At the chalkface: Revision!

Written by: Ian Whitwham | Published:

Universities are, apparently, offering “therapy dogs and rabbits” to soothe the savagely stressed. Read that sentence again. Read it and weep.

I trust your Easter exam revision workshops, boot camps and Saturday booster lessons have gone relentlessly well.

We cruise from the febrile cramming of April into the sheer hell of the May exam season. You can’t do too much. The more hours you put in, the more Level 9s you’ll get out. This is the received wisdom.

Barnaby Lenon, former head of Harrow and present chairman of the Independent Schools Council, strongly concurs. His charges, carefully selected and privileged, have always done spectacularly well. Why? A prodigious amount of Easter revision. He advises nothing less than seven hours-a-day, a solid 100 hours, 50 topics in two-hour bursts.

So it may already be too late.

“The best GCSE and A level results don’t go to the cleverest students, they go to those who revised in the Easter holidays.”

You don’t have to be bright, thoughtful, imaginative, creative, you just have to drudge like a drone and deliver the knowledge.

Exams are now little more than information retrieval. The syllabus has become a perpetually retrospective treadmill. My school had mock exams from the 9th year. We did mocks for mocks for mocks. It was a mockery. The pupils didn’t get educated. They did exams.

This is, of course, very bad for mental health at all levels. Anxiety, depression, insomnia, anorexia are now common from primary to higher learning. Universities are, apparently, offering “therapy dogs and rabbits” to soothe the savagely stressed. Read that sentence again. Read it and weep.

I spoke to a cross section of pupils about Lenon’s edicts. “Unbelievable. Nonsensical. Harmful,” said most. Few were positive.

Cordelia Swansong from Leafy Bowers Private School: “I concur wholeheartedly with Mr Lenon. I worked diligently over the holidays. I will work ferociously until June. I get up at 4am everyday and am on target for 15 Level 9s and a nervous breakdown. Daddy’s going to but me a Ferrari when I succeed.”
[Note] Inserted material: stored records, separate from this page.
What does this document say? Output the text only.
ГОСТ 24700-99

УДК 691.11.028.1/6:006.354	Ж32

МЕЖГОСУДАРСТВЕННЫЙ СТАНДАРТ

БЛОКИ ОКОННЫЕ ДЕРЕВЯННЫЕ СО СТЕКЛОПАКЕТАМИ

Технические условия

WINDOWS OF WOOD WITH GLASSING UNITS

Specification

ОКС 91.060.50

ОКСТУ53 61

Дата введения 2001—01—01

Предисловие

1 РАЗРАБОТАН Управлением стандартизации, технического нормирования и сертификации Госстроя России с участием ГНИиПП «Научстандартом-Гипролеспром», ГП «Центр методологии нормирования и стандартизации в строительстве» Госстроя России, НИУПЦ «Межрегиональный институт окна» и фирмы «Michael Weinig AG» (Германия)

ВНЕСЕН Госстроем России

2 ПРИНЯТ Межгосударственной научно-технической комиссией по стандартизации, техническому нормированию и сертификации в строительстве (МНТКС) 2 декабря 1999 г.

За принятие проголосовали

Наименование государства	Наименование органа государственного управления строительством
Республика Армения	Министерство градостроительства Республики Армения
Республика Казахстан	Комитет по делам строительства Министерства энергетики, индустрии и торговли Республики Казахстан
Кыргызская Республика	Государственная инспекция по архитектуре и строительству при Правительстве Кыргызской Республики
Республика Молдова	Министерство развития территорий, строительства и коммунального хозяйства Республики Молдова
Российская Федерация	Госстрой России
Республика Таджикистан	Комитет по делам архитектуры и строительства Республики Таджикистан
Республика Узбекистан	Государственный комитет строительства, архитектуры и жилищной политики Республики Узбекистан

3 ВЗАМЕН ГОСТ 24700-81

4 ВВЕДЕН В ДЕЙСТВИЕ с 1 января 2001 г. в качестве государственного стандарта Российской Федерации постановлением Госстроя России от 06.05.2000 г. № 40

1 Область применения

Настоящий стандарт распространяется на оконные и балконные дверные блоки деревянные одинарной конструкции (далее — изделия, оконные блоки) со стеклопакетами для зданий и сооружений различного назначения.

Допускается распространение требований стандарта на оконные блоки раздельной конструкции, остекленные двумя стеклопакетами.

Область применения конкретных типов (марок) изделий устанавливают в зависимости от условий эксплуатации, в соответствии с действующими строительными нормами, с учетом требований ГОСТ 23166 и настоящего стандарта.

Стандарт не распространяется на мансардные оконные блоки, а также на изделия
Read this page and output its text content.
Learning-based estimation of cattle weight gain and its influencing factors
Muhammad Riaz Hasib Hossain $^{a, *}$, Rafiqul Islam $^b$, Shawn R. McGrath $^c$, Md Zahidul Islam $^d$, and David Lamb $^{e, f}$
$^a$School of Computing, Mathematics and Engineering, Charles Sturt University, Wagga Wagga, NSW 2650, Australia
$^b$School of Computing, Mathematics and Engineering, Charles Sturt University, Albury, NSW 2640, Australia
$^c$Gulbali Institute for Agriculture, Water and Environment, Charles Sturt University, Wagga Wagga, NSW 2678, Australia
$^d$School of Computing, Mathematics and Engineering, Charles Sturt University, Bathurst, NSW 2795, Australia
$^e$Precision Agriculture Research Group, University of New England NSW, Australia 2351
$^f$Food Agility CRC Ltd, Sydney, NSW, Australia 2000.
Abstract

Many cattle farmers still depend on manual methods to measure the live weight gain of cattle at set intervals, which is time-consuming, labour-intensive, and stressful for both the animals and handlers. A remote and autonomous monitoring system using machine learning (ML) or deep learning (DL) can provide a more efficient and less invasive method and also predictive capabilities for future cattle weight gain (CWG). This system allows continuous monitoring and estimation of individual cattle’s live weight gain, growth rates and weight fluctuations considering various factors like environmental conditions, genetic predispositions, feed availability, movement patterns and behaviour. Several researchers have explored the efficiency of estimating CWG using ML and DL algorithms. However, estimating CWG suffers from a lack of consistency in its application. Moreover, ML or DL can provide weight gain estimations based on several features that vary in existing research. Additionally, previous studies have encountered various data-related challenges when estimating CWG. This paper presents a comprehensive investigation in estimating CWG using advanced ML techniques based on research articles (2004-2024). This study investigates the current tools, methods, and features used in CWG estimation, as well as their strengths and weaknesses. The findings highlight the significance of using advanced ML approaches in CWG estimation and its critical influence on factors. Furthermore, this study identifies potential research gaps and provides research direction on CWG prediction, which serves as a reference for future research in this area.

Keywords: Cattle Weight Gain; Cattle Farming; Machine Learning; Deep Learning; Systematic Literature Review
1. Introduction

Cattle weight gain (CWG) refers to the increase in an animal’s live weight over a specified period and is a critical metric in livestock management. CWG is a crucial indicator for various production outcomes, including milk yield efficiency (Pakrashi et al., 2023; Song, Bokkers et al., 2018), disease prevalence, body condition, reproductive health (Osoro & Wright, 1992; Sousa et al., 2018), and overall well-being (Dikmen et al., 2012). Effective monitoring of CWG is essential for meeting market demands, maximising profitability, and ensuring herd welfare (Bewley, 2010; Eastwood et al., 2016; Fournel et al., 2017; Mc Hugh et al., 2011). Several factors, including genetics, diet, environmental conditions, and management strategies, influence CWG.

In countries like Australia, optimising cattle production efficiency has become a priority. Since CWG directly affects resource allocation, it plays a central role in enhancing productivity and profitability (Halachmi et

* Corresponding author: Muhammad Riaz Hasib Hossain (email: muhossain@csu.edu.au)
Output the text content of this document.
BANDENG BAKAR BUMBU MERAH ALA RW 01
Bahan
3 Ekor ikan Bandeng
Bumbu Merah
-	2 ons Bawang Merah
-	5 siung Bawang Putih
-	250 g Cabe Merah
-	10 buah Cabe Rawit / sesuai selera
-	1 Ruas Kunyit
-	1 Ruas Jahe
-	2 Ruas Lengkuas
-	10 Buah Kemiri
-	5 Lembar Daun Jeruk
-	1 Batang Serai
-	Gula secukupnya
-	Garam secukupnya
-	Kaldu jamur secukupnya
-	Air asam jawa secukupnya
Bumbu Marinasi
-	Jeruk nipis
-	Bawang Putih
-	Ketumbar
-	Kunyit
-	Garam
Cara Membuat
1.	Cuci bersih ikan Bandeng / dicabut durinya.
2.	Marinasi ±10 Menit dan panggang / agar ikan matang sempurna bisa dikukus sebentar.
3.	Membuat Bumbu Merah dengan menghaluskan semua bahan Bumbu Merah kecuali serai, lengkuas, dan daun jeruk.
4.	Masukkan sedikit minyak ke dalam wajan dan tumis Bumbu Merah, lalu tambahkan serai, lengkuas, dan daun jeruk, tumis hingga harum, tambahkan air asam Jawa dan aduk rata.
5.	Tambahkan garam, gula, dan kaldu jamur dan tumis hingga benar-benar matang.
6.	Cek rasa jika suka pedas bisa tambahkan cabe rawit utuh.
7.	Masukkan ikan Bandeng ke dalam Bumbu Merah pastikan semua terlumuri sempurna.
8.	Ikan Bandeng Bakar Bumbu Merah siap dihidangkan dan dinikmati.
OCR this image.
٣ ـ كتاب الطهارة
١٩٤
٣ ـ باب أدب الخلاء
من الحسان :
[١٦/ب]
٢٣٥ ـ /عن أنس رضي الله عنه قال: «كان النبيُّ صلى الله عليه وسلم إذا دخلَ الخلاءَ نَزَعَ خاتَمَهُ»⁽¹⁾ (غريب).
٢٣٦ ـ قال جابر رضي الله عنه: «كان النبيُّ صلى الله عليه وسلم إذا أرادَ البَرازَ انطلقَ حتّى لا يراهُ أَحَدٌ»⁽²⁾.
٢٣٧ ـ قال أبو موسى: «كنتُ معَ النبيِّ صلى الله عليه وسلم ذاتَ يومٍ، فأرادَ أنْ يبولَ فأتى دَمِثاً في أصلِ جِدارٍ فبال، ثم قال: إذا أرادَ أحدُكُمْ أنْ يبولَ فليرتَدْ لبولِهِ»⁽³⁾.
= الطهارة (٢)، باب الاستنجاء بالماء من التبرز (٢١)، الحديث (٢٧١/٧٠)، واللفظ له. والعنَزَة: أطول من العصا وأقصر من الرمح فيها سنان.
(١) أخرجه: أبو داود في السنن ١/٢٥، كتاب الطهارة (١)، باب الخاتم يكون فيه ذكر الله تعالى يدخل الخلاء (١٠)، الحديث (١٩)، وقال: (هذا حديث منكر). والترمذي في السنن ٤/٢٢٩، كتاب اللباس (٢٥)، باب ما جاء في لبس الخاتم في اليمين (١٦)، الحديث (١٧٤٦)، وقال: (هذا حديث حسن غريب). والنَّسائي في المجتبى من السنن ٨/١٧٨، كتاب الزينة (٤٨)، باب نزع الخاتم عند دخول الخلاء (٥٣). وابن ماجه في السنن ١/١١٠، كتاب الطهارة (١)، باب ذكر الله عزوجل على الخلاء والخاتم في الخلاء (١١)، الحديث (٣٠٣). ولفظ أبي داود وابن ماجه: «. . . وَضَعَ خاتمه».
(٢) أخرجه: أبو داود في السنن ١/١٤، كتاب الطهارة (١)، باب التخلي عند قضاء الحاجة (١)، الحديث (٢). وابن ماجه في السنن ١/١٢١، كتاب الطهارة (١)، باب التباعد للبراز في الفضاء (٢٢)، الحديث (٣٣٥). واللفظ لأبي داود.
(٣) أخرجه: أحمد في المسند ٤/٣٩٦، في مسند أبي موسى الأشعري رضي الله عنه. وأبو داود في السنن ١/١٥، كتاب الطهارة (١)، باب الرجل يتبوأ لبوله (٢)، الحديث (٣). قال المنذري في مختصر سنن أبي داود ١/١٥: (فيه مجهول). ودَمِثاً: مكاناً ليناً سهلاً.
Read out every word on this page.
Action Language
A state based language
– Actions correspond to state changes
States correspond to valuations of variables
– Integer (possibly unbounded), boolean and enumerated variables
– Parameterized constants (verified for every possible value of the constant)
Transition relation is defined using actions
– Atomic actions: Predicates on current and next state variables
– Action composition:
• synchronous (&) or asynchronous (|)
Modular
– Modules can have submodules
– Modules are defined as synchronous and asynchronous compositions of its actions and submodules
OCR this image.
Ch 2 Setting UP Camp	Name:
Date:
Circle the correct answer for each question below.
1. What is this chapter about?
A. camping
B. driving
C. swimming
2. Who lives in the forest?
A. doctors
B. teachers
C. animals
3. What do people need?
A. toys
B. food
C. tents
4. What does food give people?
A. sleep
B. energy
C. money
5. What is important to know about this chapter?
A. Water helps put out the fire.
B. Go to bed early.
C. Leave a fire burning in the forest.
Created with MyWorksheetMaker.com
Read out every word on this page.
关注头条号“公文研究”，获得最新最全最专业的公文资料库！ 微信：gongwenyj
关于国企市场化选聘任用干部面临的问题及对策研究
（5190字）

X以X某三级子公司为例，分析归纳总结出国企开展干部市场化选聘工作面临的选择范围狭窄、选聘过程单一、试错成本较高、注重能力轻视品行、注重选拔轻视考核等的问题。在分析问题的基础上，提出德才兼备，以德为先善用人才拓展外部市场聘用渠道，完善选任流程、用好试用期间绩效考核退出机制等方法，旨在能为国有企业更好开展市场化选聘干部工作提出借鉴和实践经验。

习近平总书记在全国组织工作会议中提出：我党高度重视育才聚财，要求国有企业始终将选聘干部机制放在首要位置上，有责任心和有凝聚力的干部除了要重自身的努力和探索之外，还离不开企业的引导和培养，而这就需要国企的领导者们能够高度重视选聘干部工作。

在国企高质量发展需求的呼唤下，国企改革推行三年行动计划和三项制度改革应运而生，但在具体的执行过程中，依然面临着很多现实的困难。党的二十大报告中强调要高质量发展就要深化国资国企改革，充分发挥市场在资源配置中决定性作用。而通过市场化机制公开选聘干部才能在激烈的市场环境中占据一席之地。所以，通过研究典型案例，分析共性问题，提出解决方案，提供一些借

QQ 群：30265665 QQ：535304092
Sidney Drudge from an Academy of Excellence: “I haven’t really been out since the 7th year. I’ve sacrificed my life to the system so that I’ll pass and be considerably richer than you,” said he through a fog of diazepam.

Dave Mania from a Trauma Unit, was emphatically negative: “What exams?”

But it is, as ever, to Nigel Molesworth that we must turn for wisdom: “Exams? I diskard them. I care not a jot. Mr Lemon is a plage on all us tinies any fule kno revission is waist of time. 1000 hours a day won’t help you if youre a dull swot or partiallly stupid.” Well said Nigel! But the spelling, Nigel! Woeful! Alas, you won’t achieve exam success.

  • Ian Whitwham is a former inner city London teacher.